Last month I reported on wholly-owned Google subsidiary Motorola Mobility's petition for a rehearing of the Ninth Circuit's affirmation of Judge Robart's anti-enforcement injunction that bars Motorola from enforcing a German patent injunction while some dispositive FRAND contract issues are being worked out in the Western District of Washington. I mentioned statistics that made this petition for a rehearing a long shot, and indeed, the Ninth Circuit denied Google's request on Tuesday (November 6).
Google had asked for either a rehearing by the same panel of three judges or by the full court ("en banc"). Both requests were turned down:
The panel has unanimously voted to deny appellants' petition for rehearing. Judge Thomas and Judge Berzon have voted to deny the petition for rehearing en banc, and Judge Wallace so recommends.
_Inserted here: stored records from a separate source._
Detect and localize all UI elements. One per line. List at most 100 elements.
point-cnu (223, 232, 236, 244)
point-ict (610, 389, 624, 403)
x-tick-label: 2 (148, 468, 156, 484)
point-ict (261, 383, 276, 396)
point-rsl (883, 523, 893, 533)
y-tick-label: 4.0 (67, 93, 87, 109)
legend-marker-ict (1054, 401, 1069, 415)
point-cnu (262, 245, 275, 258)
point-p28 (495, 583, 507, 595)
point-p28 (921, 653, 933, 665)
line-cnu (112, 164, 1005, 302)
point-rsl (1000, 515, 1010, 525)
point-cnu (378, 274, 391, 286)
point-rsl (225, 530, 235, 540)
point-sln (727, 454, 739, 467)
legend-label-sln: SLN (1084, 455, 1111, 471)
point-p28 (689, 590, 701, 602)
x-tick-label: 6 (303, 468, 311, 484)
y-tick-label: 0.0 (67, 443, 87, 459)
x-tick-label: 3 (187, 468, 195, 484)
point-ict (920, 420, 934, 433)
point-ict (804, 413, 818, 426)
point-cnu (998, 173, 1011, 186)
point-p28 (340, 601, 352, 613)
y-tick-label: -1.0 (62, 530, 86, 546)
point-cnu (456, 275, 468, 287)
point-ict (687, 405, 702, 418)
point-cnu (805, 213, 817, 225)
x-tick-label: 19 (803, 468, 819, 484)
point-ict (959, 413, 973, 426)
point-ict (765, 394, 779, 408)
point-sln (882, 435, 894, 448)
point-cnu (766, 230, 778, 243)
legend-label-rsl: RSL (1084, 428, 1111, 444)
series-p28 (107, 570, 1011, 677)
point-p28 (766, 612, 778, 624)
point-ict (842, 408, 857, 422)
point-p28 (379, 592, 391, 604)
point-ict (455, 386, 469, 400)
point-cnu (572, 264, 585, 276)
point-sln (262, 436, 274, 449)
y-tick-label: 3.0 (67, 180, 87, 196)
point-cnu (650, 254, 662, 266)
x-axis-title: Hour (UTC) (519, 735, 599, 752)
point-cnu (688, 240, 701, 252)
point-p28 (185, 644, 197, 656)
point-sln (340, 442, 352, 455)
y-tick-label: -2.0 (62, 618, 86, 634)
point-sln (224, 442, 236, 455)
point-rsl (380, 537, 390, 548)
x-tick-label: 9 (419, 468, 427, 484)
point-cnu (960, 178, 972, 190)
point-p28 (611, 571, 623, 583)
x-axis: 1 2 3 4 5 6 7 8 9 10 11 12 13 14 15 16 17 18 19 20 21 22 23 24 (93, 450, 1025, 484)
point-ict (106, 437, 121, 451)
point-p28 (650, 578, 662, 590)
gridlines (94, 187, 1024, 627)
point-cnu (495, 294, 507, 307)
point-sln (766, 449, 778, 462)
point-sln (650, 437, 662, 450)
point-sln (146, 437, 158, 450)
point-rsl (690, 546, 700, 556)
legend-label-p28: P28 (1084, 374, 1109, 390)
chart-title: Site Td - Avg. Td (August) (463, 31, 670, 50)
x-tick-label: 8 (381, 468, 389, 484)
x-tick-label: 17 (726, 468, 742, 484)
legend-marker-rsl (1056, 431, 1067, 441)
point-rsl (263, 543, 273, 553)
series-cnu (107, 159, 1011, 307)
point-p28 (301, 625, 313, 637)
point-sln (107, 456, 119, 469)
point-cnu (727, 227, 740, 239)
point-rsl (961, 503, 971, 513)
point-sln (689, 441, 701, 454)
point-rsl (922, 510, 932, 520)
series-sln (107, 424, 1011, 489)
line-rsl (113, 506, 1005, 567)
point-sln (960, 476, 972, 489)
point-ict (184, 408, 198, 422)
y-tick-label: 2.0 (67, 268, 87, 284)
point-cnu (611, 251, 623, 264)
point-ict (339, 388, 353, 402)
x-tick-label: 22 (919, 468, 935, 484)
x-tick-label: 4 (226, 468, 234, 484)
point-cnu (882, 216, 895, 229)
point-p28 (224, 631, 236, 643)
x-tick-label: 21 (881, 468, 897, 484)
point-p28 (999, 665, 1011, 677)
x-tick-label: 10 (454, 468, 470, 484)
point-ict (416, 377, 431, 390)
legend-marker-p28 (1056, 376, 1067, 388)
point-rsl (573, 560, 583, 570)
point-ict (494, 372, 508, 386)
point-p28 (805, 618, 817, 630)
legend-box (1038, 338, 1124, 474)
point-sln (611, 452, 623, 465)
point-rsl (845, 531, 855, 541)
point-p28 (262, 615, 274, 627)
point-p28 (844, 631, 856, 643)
The full court has been advised of the petition for rehearing en banc, and no judge has requested a vote on whether to rehear the matter en banc. Fed. R. App. P. 35.
The petition for rehearing is denied and the petition for rehearing en banc is rejected.
I already said last month that most of those en banc petitions never even get voted on.
While this outcome was expected, it wasn't certain and its timing is significant as it comes exactly one week before the start of a FRAND rate-setting trial in Judge Robart's court. The Ninth Circuit's affirmation of Judge Robart's anti-enforcement injunction went way beyond the narrow scope of that particular preliminary injunction and more generally endorsed Judge Robart's problem-solving strategy. Now the Seattle-based court knows that its appeals court for this contract case backs its course of action without having second thoughts of any kind.
I explained on Monday that the cancellation of an Apple v. Motorola Mobility FRAND contract trial in the Western District of Wisconsin doesn't affect in any way the Microsoft trial that will go ahead next week. In fact, the Wisconsin case fell apart because Apple refused to make the definitive commitment to take a license on court-ordered terms that Microsoft had made in its own FRAND case, and Motorola's demand that Apple make such a commitment specifically argued that Apple should be required to do what Microsoft had volunteered to do. The Microsoft FRAND case was filed earlier, and most of the time the Wisconsin court, which made clearly FRAND-friendly pretrial decisions, was (while making its decisions independently) following the lead from Judge Robart.